Thu, Dec 26, 2024
Much like an awaited Bollywood release, all eyes are now on the National Statistical Office’s data on India’s GDP growth rate for the April to June quarter scheduled to be released on Friday.
While most analysts feel that the economic expansion during the first quarter of the current financial year is likely to be lower than 7 per cent, the Reserve Bank of India (RBI) has projected a 7.1 per cent growth rate for the quarter.
The State Bank of India's growth projection is in line with the RBI's forecast but with a downward bias.
Recently, in an interview to a news channel, RBI governor Shaktikanta Das said that India’s economy is resilient and stable. “We are not seeing any major growth sacrifice,” he said.
However, concerns over economic growth are beginning to show.
Goldman Sachs Group Inc. has lowered India’s growth forecast for the ongoing calendar year by 20 basis points to 6.7 as government expenditure dropped 35 per cent during the April-June quarter due to general elections.
For 2025, the bank has projected a 6.4 per cent growth rate for India. The assessment is based on the Centre’s stringent fiscal deficit targets.
Is India Growing Below Its Potential?
External member of the RBI’s monetary policy committee (MPC) Ashima Goyal has opined that though overall growth is resilient, it is still below potential.
“There are some negative signals for Indian growth also. Early results of listed private manufacturing companies show sales and profits softened in Q1 FY25. Consumer confidence fell and the business expectations index has been moderating since Q4 FY24,” she said at the latest MPC meeting.
The six-member RBI MPC has been split on India's growth assessment. Jayanth R. Varma, also an external MPC member said that data from various RBI surveys point to early signals of slowing growth.
"Expectations of robust growth depend heavily on an expectation that private capital investment will pick up soon.
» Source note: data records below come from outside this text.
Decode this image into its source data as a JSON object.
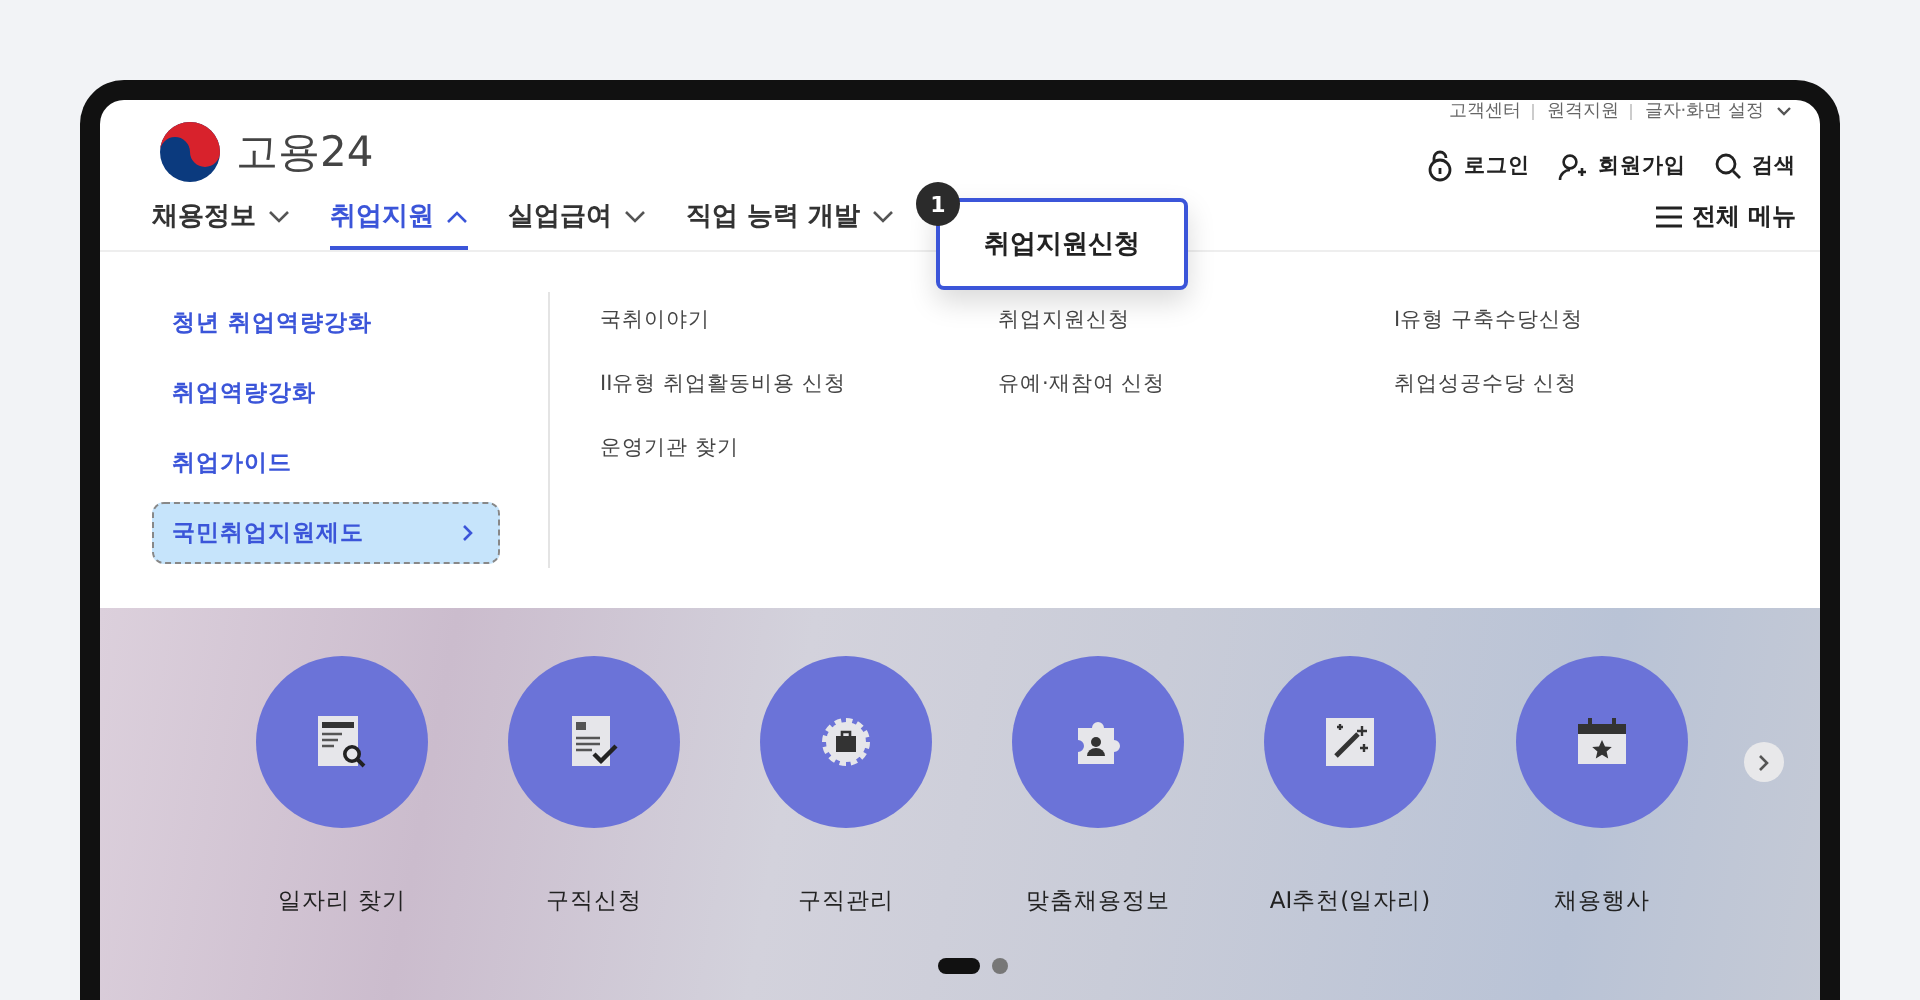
{
  "utility_links": [
    {
      "label": "고객센터"
    },
    {
      "label": "원격지원"
    },
    {
      "label": "글자·화면 설정"
    }
  ],
  "logo": {
    "text": "고용24"
  },
  "account_links": [
    {
      "label": "로그인",
      "kind": "login"
    },
    {
      "label": "회원가입",
      "kind": "signup"
    },
    {
      "label": "검색",
      "kind": "search"
    }
  ],
  "nav": [
    {
      "label": "채용정보",
      "expanded": false
    },
    {
      "label": "취업지원",
      "expanded": true
    },
    {
      "label": "실업급여",
      "expanded": false
    },
    {
      "label": "직업 능력 개발",
      "expanded": false
    }
  ],
  "full_menu": {
    "label": "전체 메뉴"
  },
  "mega_menu": {
    "categories": [
      {
        "label": "청년 취업역량강화",
        "selected": false
      },
      {
        "label": "취업역량강화",
        "selected": false
      },
      {
        "label": "취업가이드",
        "selected": false
      },
      {
        "label": "국민취업지원제도",
        "selected": true
      }
    ],
    "links": [
      "국취이야기",
      "취업지원신청",
      "I유형 구축수당신청",
      "II유형 취업활동비용 신청",
      "유예·재참여 신청",
      "취업성공수당 신청",
      "운영기관 찾기"
    ]
  },
  "callout": {
    "number": "1",
    "label": "취업지원신청"
  },
  "quick_menu": [
    {
      "label": "일자리 찾기",
      "kind": "job-search"
    },
    {
      "label": "구직신청",
      "kind": "application"
    },
    {
      "label": "구직관리",
      "kind": "manage"
    },
    {
      "label": "맞춤채용정보",
      "kind": "match"
    },
    {
      "label": "AI추천(일자리)",
      "kind": "ai"
    },
    {
      "label": "채용행사",
      "kind": "event"
    }
  ],
  "carousel": {
    "pages": [
      {
        "selected": true
      },
      {
        "selected": false
      }
    ]
  }
}
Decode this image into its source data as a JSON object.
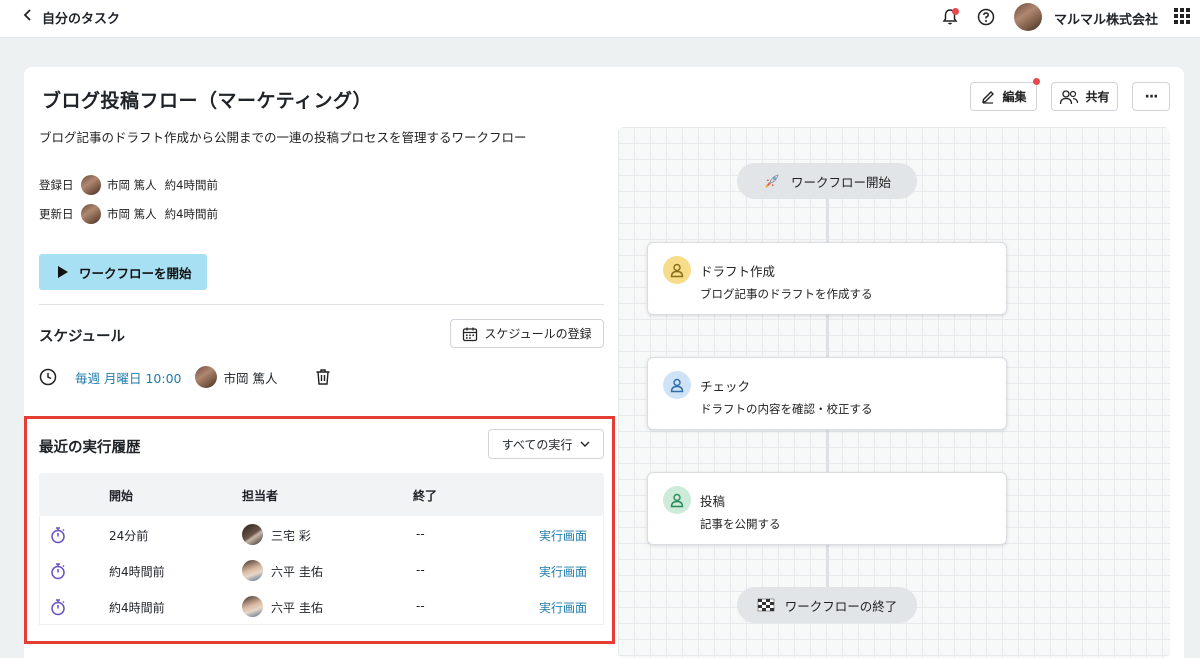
{
  "header": {
    "back_title": "自分のタスク",
    "company": "マルマル株式会社"
  },
  "workflow": {
    "title": "ブログ投稿フロー（マーケティング）",
    "description": "ブログ記事のドラフト作成から公開までの一連の投稿プロセスを管理するワークフロー",
    "edit_label": "編集",
    "share_label": "共有",
    "more_label": "···",
    "registered": {
      "label": "登録日",
      "user": "市岡 篤人",
      "time": "約4時間前"
    },
    "updated": {
      "label": "更新日",
      "user": "市岡 篤人",
      "time": "約4時間前"
    },
    "start_label": "ワークフローを開始"
  },
  "schedule": {
    "heading": "スケジュール",
    "register_label": "スケジュールの登録",
    "recurrence": "毎週 月曜日 10:00",
    "user": "市岡 篤人"
  },
  "history": {
    "heading": "最近の実行履歴",
    "filter_label": "すべての実行",
    "columns": [
      "開始",
      "担当者",
      "終了"
    ],
    "rows": [
      {
        "start": "24分前",
        "assignee": "三宅 彩",
        "end": "--",
        "link": "実行画面"
      },
      {
        "start": "約4時間前",
        "assignee": "六平 圭佑",
        "end": "--",
        "link": "実行画面"
      },
      {
        "start": "約4時間前",
        "assignee": "六平 圭佑",
        "end": "--",
        "link": "実行画面"
      }
    ]
  },
  "canvas": {
    "start_label": "ワークフロー開始",
    "end_label": "ワークフローの終了",
    "steps": [
      {
        "title": "ドラフト作成",
        "desc": "ブログ記事のドラフトを作成する",
        "color": "#f7dc8a",
        "icon_color": "#8a6d1a"
      },
      {
        "title": "チェック",
        "desc": "ドラフトの内容を確認・校正する",
        "color": "#cfe3f7",
        "icon_color": "#2f6ea8"
      },
      {
        "title": "投稿",
        "desc": "記事を公開する",
        "color": "#cdebd9",
        "icon_color": "#2c8a5a"
      }
    ]
  },
  "colors": {
    "accent": "#1f7bab",
    "start_button": "#a8e0f3",
    "highlight_border": "#e53d33",
    "timer_icon": "#6a4fc2"
  }
}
However, we have been hoping for this revival for many quarters now, and hope is not a strategy," he said.
Chorus For Rate Cut To Push Growth Upwards
The chorus, spotlighting the need for a policy rate cut, is getting louder as well.
Last month, presenting the Union Budget this year, Finance Minister Nirmala Sitharaman said “India’s economic growth continues to be the shining exception and will remain so in the years ahead.”
While the government has been showcasing India’s steady growth rate and that it is among the fastest-growing emerging economies, experts said that the country needs to press the growth accelerator if it has to become “developed” by 2047.
Clearly, an average annual growth rate of about 7 per cent will not be enough for India to attain the developed economy status by 2047.
“The 7 per cent growth rate annually will not help us,” D Dhanuraj, chairman of the Centre for Public Policy Research, told The Secretariat.
“My understanding is that if you are growing by 7 per cent every year, your per capita income will be about US$ 14,000 by 2047. With that kind of average income, you are nowhere near being a developed country,” Dhanuraj told The Secretariat.
Between 2000 and 2010, China registered an average growth rate of over 10 per cent with a focus on micro, small and medium enterprises (MSME), exports and real estate among other sectors.
According to a presentation made by Chief Economic Adviser V Anantha Nageswaran, India’s per capita income in 2023-24 stood at US$ 2,500 or Rs 2.12 lakh.
Dhanuraj said that the per capita income with inflation adjustment needs to be much higher than US$ 14,000 if India has to become a developed economy by 2047.
He underlined the urgent need for the government to be 'ambitious' in its policy-making if it wants to attain the developed nation status by 2047.
“We have to help our lower and lower-middle class to earn more,” Dhanuraj said, adding that the focus should be on large-scale employment generation while second-generation reforms, especially in key sectors such as agriculture and labour, need to be brought in at the earliest.
At present, the government is doling out about 80 per cent subsidy for several centrally sponsored schemes including PM Kisan Samman Yojana and Udyami Mitra among others.
“That subsidy amount must come down,” Dhanuraj said. He said both rural and urban demand need to be further boosted. The focus has to be on large-scale employment generation and the MSME sector.
Sitharaman in her budget speech said that the government will chart out an Economic Policy Framework to delineate the overarching approach to economic development and set the scope of the next generation of reforms for facilitating employment opportunities and sustaining high growth.
“This needs to be taken up on a priority basis,” another analyst said. Goyal in her MPC statement also noted that though India’s growth rate is high, it has to rise to its full potential.